MONA SHIELD PAYNE / SPECIAL TO THE SUN
Wednesday, March 25, 2015 | 10 p.m.
When Gov. Brian Sandoval took to the podium at the Legislature and announced his support for splitting up big school districts and appointing school board members, more than a few in the audience groaned.
It was the only passage in his otherwise widely praised State of the State speech that elicited audible discomfort.
The plan that could break up the state’s urban school districts is now on its way through the Legislature, much to the chagrin of many in the state’s largest school authority, the Clark County School District.
AB394 would give individual municipalities in Nevada the ability to form their own school districts, and all the power that comes with that. Though proponents shy away from the term “splitting up,” that’s basically what it could do to CCSD.
Under the law, communities like North Las Vegas, Las Vegas and Henderson could break off from the district to do things their own way. It would also allow the state’s rural districts, some of which oversee fewer than 100 students, to consolidate with other small districts. The final decision to approve the new districts would fall to the state department of education.
Breaking up the school district isn't a new idea. In 2000, Republicans in the Legislature clashed with then-Mayor Oscar Goodman, who said doing so would cause “a terrible rift between rich and poor.” Reaction from school board members ranged from outright disagreement to a tepid willingness to consider the implications.
The bill is part of a package of Republican-led accountability measures, including a proposal to appoint school board members and a plan to create a state-run Achievement District that would take over a number of failing schools and convert them to charters.
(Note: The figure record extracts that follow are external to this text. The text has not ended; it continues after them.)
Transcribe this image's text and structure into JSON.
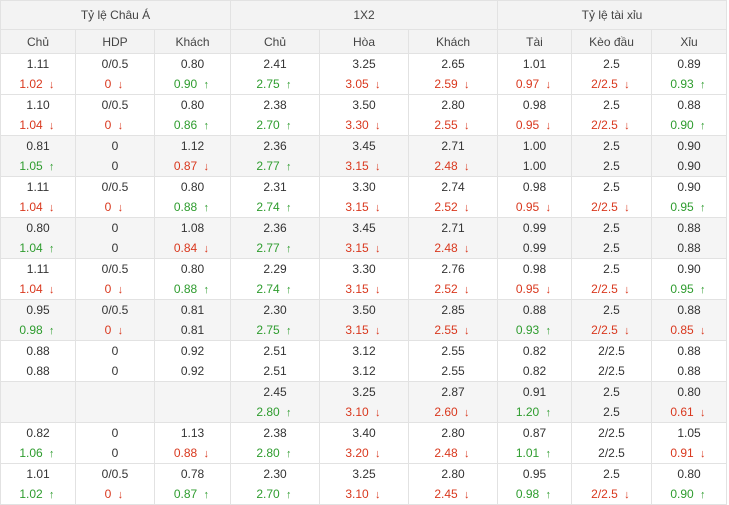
{
  "groups": [
    "Tỷ lệ Châu Á",
    "1X2",
    "Tỷ lệ tài xỉu"
  ],
  "columns": [
    "Chủ",
    "HDP",
    "Khách",
    "Chủ",
    "Hòa",
    "Khách",
    "Tài",
    "Kèo đầu",
    "Xỉu"
  ],
  "rows": [
    {
      "alt": false,
      "cells": [
        {
          "top": "1.11",
          "bottom": "1.02",
          "dir": "down"
        },
        {
          "top": "0/0.5",
          "bottom": "0",
          "dir": "down"
        },
        {
          "top": "0.80",
          "bottom": "0.90",
          "dir": "up"
        },
        {
          "top": "2.41",
          "bottom": "2.75",
          "dir": "up"
        },
        {
          "top": "3.25",
          "bottom": "3.05",
          "dir": "down"
        },
        {
          "top": "2.65",
          "bottom": "2.59",
          "dir": "down"
        },
        {
          "top": "1.01",
          "bottom": "0.97",
          "dir": "down"
        },
        {
          "top": "2.5",
          "bottom": "2/2.5",
          "dir": "down"
        },
        {
          "top": "0.89",
          "bottom": "0.93",
          "dir": "up"
        }
      ]
    },
    {
      "alt": false,
      "cells": [
        {
          "top": "1.10",
          "bottom": "1.04",
          "dir": "down"
        },
        {
          "top": "0/0.5",
          "bottom": "0",
          "dir": "down"
        },
        {
          "top": "0.80",
          "bottom": "0.86",
          "dir": "up"
        },
        {
          "top": "2.38",
          "bottom": "2.70",
          "dir": "up"
        },
        {
          "top": "3.50",
          "bottom": "3.30",
          "dir": "down"
        },
        {
          "top": "2.80",
          "bottom": "2.55",
          "dir": "down"
        },
        {
          "top": "0.98",
          "bottom": "0.95",
          "dir": "down"
        },
        {
          "top": "2.5",
          "bottom": "2/2.5",
          "dir": "down"
        },
        {
          "top": "0.88",
          "bottom": "0.90",
          "dir": "up"
        }
      ]
    },
    {
      "alt": true,
      "cells": [
        {
          "top": "0.81",
          "bottom": "1.05",
          "dir": "up"
        },
        {
          "top": "0",
          "bottom": "0",
          "dir": ""
        },
        {
          "top": "1.12",
          "bottom": "0.87",
          "dir": "down"
        },
        {
          "top": "2.36",
          "bottom": "2.77",
          "dir": "up"
        },
        {
          "top": "3.45",
          "bottom": "3.15",
          "dir": "down"
        },
        {
          "top": "2.71",
          "bottom": "2.48",
          "dir": "down"
        },
        {
          "top": "1.00",
          "bottom": "1.00",
          "dir": ""
        },
        {
          "top": "2.5",
          "bottom": "2.5",
          "dir": ""
        },
        {
          "top": "0.90",
          "bottom": "0.90",
          "dir": ""
        }
      ]
    },
    {
      "alt": false,
      "cells": [
        {
          "top": "1.11",
          "bottom": "1.04",
          "dir": "down"
        },
        {
          "top": "0/0.5",
          "bottom": "0",
          "dir": "down"
        },
        {
          "top": "0.80",
          "bottom": "0.88",
          "dir": "up"
        },
        {
          "top": "2.31",
          "bottom": "2.74",
          "dir": "up"
        },
        {
          "top": "3.30",
          "bottom": "3.15",
          "dir": "down"
        },
        {
          "top": "2.74",
          "bottom": "2.52",
          "dir": "down"
        },
        {
          "top": "0.98",
          "bottom": "0.95",
          "dir": "down"
        },
        {
          "top": "2.5",
          "bottom": "2/2.5",
          "dir": "down"
        },
        {
          "top": "0.90",
          "bottom": "0.95",
          "dir": "up"
        }
      ]
    },
    {
      "alt": true,
      "cells": [
        {
          "top": "0.80",
          "bottom": "1.04",
          "dir": "up"
        },
        {
          "top": "0",
          "bottom": "0",
          "dir": ""
        },
        {
          "top": "1.08",
          "bottom": "0.84",
          "dir": "down"
        },
        {
          "top": "2.36",
          "bottom": "2.77",
          "dir": "up"
        },
        {
          "top": "3.45",
          "bottom": "3.15",
          "dir": "down"
        },
        {
          "top": "2.71",
          "bottom": "2.48",
          "dir": "down"
        },
        {
          "top": "0.99",
          "bottom": "0.99",
          "dir": ""
        },
        {
          "top": "2.5",
          "bottom": "2.5",
          "dir": ""
        },
        {
          "top": "0.88",
          "bottom": "0.88",
          "dir": ""
        }
      ]
    },
    {
      "alt": false,
      "cells": [
        {
          "top": "1.11",
          "bottom": "1.04",
          "dir": "down"
        },
        {
          "top": "0/0.5",
          "bottom": "0",
          "dir": "down"
        },
        {
          "top": "0.80",
          "bottom": "0.88",
          "dir": "up"
        },
        {
          "top": "2.29",
          "bottom": "2.74",
          "dir": "up"
        },
        {
          "top": "3.30",
          "bottom": "3.15",
          "dir": "down"
        },
        {
          "top": "2.76",
          "bottom": "2.52",
          "dir": "down"
        },
        {
          "top": "0.98",
          "bottom": "0.95",
          "dir": "down"
        },
        {
          "top": "2.5",
          "bottom": "2/2.5",
          "dir": "down"
        },
        {
          "top": "0.90",
          "bottom": "0.95",
          "dir": "up"
        }
      ]
    },
    {
      "alt": true,
      "cells": [
        {
          "top": "0.95",
          "bottom": "0.98",
          "dir": "up"
        },
        {
          "top": "0/0.5",
          "bottom": "0",
          "dir": "down"
        },
        {
          "top": "0.81",
          "bottom": "0.81",
          "dir": ""
        },
        {
          "top": "2.30",
          "bottom": "2.75",
          "dir": "up"
        },
        {
          "top": "3.50",
          "bottom": "3.15",
          "dir": "down"
        },
        {
          "top": "2.85",
          "bottom": "2.55",
          "dir": "down"
        },
        {
          "top": "0.88",
          "bottom": "0.93",
          "dir": "up"
        },
        {
          "top": "2.5",
          "bottom": "2/2.5",
          "dir": "down"
        },
        {
          "top": "0.88",
          "bottom": "0.85",
          "dir": "down"
        }
      ]
    },
    {
      "alt": false,
      "cells": [
        {
          "top": "0.88",
          "bottom": "0.88",
          "dir": ""
        },
        {
          "top": "0",
          "bottom": "0",
          "dir": ""
        },
        {
          "top": "0.92",
          "bottom": "0.92",
          "dir": ""
        },
        {
          "top": "2.51",
          "bottom": "2.51",
          "dir": ""
        },
        {
          "top": "3.12",
          "bottom": "3.12",
          "dir": ""
        },
        {
          "top": "2.55",
          "bottom": "2.55",
          "dir": ""
        },
        {
          "top": "0.82",
          "bottom": "0.82",
          "dir": ""
        },
        {
          "top": "2/2.5",
          "bottom": "2/2.5",
          "dir": ""
        },
        {
          "top": "0.88",
          "bottom": "0.88",
          "dir": ""
        }
      ]
    },
    {
      "alt": true,
      "cells": [
        {
          "top": "",
          "bottom": "",
          "dir": ""
        },
        {
          "top": "",
          "bottom": "",
          "dir": ""
        },
        {
          "top": "",
          "bottom": "",
          "dir": ""
        },
        {
          "top": "2.45",
          "bottom": "2.80",
          "dir": "up"
        },
        {
          "top": "3.25",
          "bottom": "3.10",
          "dir": "down"
        },
        {
          "top": "2.87",
          "bottom": "2.60",
          "dir": "down"
        },
        {
          "top": "0.91",
          "bottom": "1.20",
          "dir": "up"
        },
        {
          "top": "2.5",
          "bottom": "2.5",
          "dir": ""
        },
        {
          "top": "0.80",
          "bottom": "0.61",
          "dir": "down"
        }
      ]
    },
    {
      "alt": false,
      "cells": [
        {
          "top": "0.82",
          "bottom": "1.06",
          "dir": "up"
        },
        {
          "top": "0",
          "bottom": "0",
          "dir": ""
        },
        {
          "top": "1.13",
          "bottom": "0.88",
          "dir": "down"
        },
        {
          "top": "2.38",
          "bottom": "2.80",
          "dir": "up"
        },
        {
          "top": "3.40",
          "bottom": "3.20",
          "dir": "down"
        },
        {
          "top": "2.80",
          "bottom": "2.48",
          "dir": "down"
        },
        {
          "top": "0.87",
          "bottom": "1.01",
          "dir": "up"
        },
        {
          "top": "2/2.5",
          "bottom": "2/2.5",
          "dir": ""
        },
        {
          "top": "1.05",
          "bottom": "0.91",
          "dir": "down"
        }
      ]
    },
    {
      "alt": false,
      "cells": [
        {
          "top": "1.01",
          "bottom": "1.02",
          "dir": "up"
        },
        {
          "top": "0/0.5",
          "bottom": "0",
          "dir": "down"
        },
        {
          "top": "0.78",
          "bottom": "0.87",
          "dir": "up"
        },
        {
          "top": "2.30",
          "bottom": "2.70",
          "dir": "up"
        },
        {
          "top": "3.25",
          "bottom": "3.10",
          "dir": "down"
        },
        {
          "top": "2.80",
          "bottom": "2.45",
          "dir": "down"
        },
        {
          "top": "0.95",
          "bottom": "0.98",
          "dir": "up"
        },
        {
          "top": "2.5",
          "bottom": "2/2.5",
          "dir": "down"
        },
        {
          "top": "0.80",
          "bottom": "0.90",
          "dir": "up"
        }
      ]
    }
  ]
}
Proponents argue it would provide more local control over schools and sidestep CCSD’s centralized bureaucracy, which critics say often takes a one-size-fits-all approach to very different problems in very different communities.
They point to studies like one recently released by the right-leaning Friedman Foundation showing widespread public support in Nevada for intervention in low-performing districts. A study by a Michigan free-market think tank concluded that the savings from breaking up larger districts is much higher than consolidating smaller ones.
Assemblyman David Gardner, who proposed the bill, said lawmakers have stood aside for decades while district officials failed to fulfill promises that schools would get better.
“If it was going to be fixed, it would have been fixed by now,” Gardner said. “We’ve been playing the game for 40 years.”
Officials in Henderson are perhaps the most enthusiastic about the idea. The bill is sponsored by Assemblyman Stephen Silberkraus, who represents Henderson, and Mayor Andy Hafen and the city council voted unanimously to support the idea earlier this month.
“The people of Henderson know they can do this better if they are given the freedom to run the schools the way that they want,” Silberkraus said.
While the bill lays out a clear process for how incorporated cities could take control over their schools, it also raises a lot of questions.
CCSD has operated for decades under the assumption that individual cities would never have the ability to form their own school districts, and much of the county’s current infrastructure reflects that.
All but one of CCSD’s seven high-performing Career and Technical Academies are on county land, for example.
If every incorporated city formed their own district, it would leave Clark County in control of those academies as well as a number of food, police and transportation facilities vital to schools around the valley.
It’s a similar story for CCSD’s magnet schools, high-performing programs that are in large demand by parents. While other schools are preparing to offer new magnet programs next year, the majority of them are currently located in schools within Las Vegas. If the city decided to form its own district, it’s not clear what would happen to the magnets or whether CCSD would retain control.
Gardner said all of these issues would be worked out in the planning phase, but it would likely mean a complex set of agreements would need to be reached to keep many of the valley’s most popular education programs in place.
“If you have all this co-mingling, why even break up the districts?” said Anna Slighting, a parent and charter school teacher who volunteers on CCSD’s zoning board.
The bill currently makes no mention of how zoning would be handled. Many schools in the valley straddle the borders of different municipalities, like Liberty High School, which is located in Henderson but draws most of its students from unincorporated Clark County.
“Cutting a school in half like that is going to cause a zoning domino effect,” Slighting said.
She said students would have to be siphoned from Coronado High School and then Foothill High School in order to make sure Liberty had enough students to keep its doors open. Doing so could separate friends and require families to make drastic life changes they didn’t plan for.
Gardner said those kinks would be worked out by the planning committee and the state board during a review process. He estimated that process would take around a year.
“A year is not enough to iron out those kinks,” Slighting said. “It's just going to be very messy for up to five years when families could have kids split at two elementary or two middle schools.”
They haven’t come to a consensus yet, but the Nevada Association of School Boards is leaning against it, said President Erin Cranor, who also sits on CCSD’s Board of Trustees.
She said the group is in favor of an alternative proposed by Sen. Scott Hammond. He penned a resolution last week that would require a state study on the feasibility of passing such a law.
If commissioned, that report would be complete in time for the 79th Legislature.